Some experiments have used Transcranial Magnetic Stimulation (TMS) to study AHS [3]. TMS involves using a magnetic coil and field to inactivate or activate specific parts of the brain region. By using observations from TMS data, researchers can draw associations between levels of brain activity and specific AHS symptoms. In the case study, researchers analyzed two cases of AHS resulting from an infarct, which is a dead tissue in the brain due to a lack of blood flow. After observing these patients, neurophysiological tests measured reduced muscle activity resulting from activating motor areas of the brain with TMS. It also showed no brain mediation of selective muscle activation, and no abnormalities in the electrical activity of the brain following touch. This indicates that the infarct has impacted how the muscles of the hand work in tandem, leading to irregularities in their movement patterns [3].

In a different case study observing patients who displayed AHS, patients were constantly monitored for vitals and symptoms progression [12]. The onset of AHS was observed and when the syndrome started in one hand, it progressed to affect many different limbs in six out of seven patients. Decreases in symptoms over time occurred in 68% of patients, while 32% saw a persistence [12]. 

When more research is conducted on the different patients and especially the neurophysiological basis for the syndrome, there is a potential for deeper understanding of related diseases such as Parkinson’s Disease.

Conclusion

For the 77-year-old woman, she had only a short period of time affected by AHS and was quickly treated for stroke. After diagnosis, her specific presentation of AHS could be connected to her stroke. However, for many patients suffering with AHS, their lives are put on hold by this disease and they lack definitive research conclusions and potent methods of treatment.
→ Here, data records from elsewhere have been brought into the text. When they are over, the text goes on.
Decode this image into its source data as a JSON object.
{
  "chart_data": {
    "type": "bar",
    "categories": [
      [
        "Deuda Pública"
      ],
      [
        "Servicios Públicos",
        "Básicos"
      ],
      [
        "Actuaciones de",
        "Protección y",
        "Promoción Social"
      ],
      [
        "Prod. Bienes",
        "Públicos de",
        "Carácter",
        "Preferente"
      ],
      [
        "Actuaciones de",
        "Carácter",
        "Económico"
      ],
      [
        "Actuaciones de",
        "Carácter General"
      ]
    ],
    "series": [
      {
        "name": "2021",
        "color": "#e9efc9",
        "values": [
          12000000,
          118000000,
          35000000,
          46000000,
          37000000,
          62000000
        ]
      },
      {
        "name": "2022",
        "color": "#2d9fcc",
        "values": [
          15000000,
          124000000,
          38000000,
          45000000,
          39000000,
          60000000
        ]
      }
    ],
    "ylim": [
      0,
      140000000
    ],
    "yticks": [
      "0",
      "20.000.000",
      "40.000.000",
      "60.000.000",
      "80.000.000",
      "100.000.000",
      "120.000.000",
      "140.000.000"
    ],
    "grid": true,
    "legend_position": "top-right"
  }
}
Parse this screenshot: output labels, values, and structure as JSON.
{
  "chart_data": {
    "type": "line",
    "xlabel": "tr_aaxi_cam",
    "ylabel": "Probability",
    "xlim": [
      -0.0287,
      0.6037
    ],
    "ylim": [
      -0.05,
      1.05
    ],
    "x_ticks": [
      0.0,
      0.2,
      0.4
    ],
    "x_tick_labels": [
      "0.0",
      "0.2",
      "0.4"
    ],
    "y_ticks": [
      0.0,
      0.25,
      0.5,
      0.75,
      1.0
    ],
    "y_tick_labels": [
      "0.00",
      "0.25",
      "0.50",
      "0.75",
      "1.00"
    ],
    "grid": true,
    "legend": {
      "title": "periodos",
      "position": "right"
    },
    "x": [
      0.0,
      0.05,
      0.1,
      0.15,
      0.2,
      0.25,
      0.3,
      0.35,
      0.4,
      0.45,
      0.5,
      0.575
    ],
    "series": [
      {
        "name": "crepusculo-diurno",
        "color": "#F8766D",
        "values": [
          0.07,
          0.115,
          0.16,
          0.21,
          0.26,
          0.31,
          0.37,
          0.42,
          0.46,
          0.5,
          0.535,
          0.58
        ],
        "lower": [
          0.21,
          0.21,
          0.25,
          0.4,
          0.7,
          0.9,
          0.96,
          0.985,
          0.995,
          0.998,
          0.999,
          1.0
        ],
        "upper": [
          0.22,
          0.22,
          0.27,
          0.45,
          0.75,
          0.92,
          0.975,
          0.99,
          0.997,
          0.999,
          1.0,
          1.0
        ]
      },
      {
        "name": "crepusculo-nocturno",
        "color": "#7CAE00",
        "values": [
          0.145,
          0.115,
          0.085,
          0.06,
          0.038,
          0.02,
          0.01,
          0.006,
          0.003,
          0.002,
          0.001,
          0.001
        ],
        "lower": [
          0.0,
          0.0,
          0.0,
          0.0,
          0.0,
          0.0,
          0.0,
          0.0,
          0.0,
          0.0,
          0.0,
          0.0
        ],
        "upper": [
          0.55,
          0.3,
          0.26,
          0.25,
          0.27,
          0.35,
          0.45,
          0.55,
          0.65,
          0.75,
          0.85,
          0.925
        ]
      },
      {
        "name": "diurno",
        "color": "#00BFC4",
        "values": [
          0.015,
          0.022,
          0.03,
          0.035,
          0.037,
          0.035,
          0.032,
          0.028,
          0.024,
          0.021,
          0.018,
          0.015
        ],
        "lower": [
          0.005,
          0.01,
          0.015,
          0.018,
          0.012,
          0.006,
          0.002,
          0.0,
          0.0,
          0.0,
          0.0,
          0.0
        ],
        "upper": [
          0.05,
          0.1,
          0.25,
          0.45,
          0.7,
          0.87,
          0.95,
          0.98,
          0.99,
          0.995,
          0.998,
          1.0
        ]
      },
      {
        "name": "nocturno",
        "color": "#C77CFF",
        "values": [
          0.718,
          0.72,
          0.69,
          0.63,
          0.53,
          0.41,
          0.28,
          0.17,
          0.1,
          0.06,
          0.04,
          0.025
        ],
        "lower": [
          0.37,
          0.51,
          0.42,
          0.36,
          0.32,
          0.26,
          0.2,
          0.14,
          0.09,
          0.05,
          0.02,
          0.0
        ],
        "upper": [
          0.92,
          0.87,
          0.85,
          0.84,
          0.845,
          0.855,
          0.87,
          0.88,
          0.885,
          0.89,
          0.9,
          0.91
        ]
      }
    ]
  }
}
They can wait months, even years to simply receive a diagnosis and effective treatment, putting their lives in limbo. In order to help this population, more research into this disease from a neurological perspective is needed to completely understand and hopefully treat it. 
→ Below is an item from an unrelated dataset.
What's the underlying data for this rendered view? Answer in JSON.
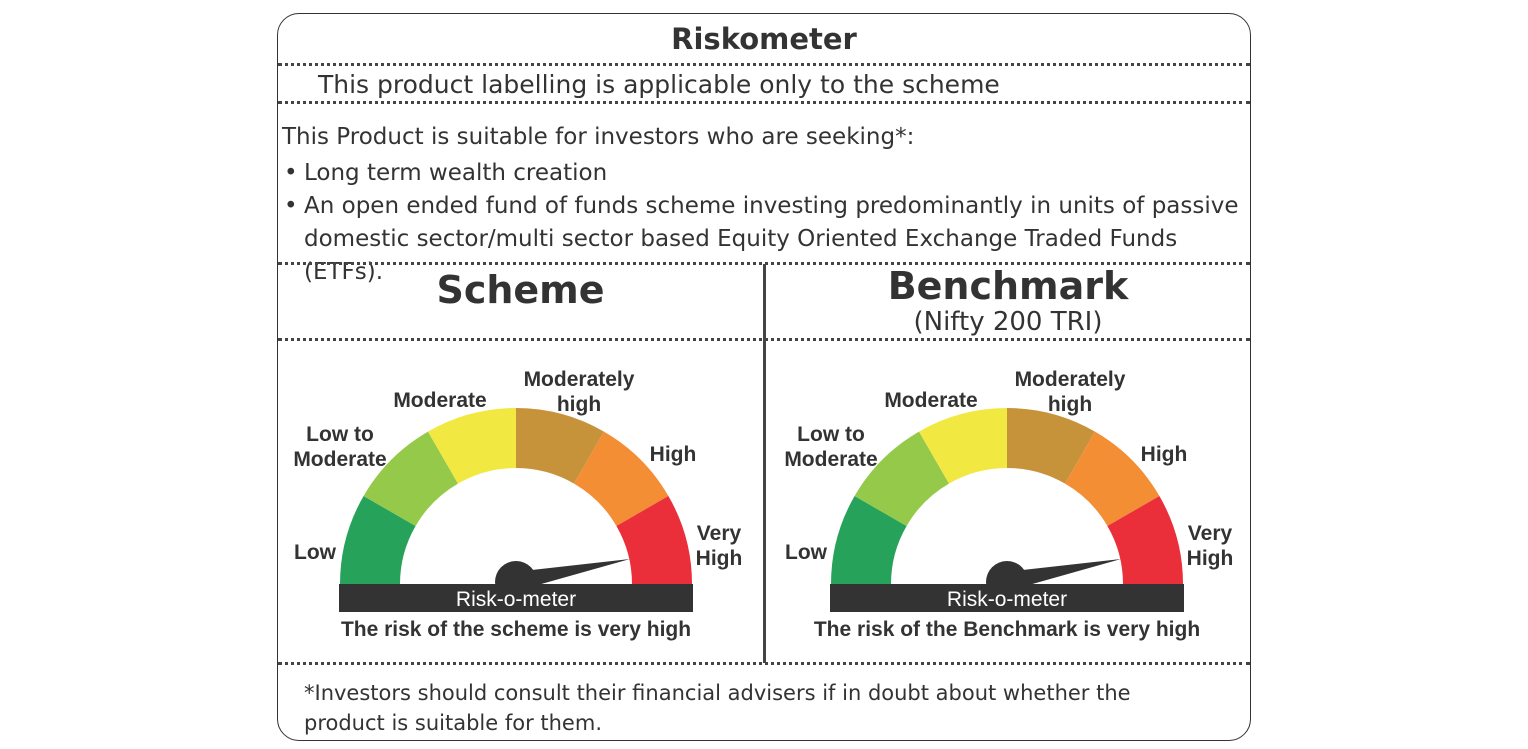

Discoveries in AHS can mean leaps in how we view Parkinson’s and other motor related disorders. As research continues to be done in AHS, patients with all types of neurological diseases will be impacted positively as deeper understanding of the neural connections of movement disorders may improve rehabilitation methods. Although the neurological complexities of AHS prove it to be difficult to develop effective treatments, its impact on individual lives make it an important focus for the scientific community.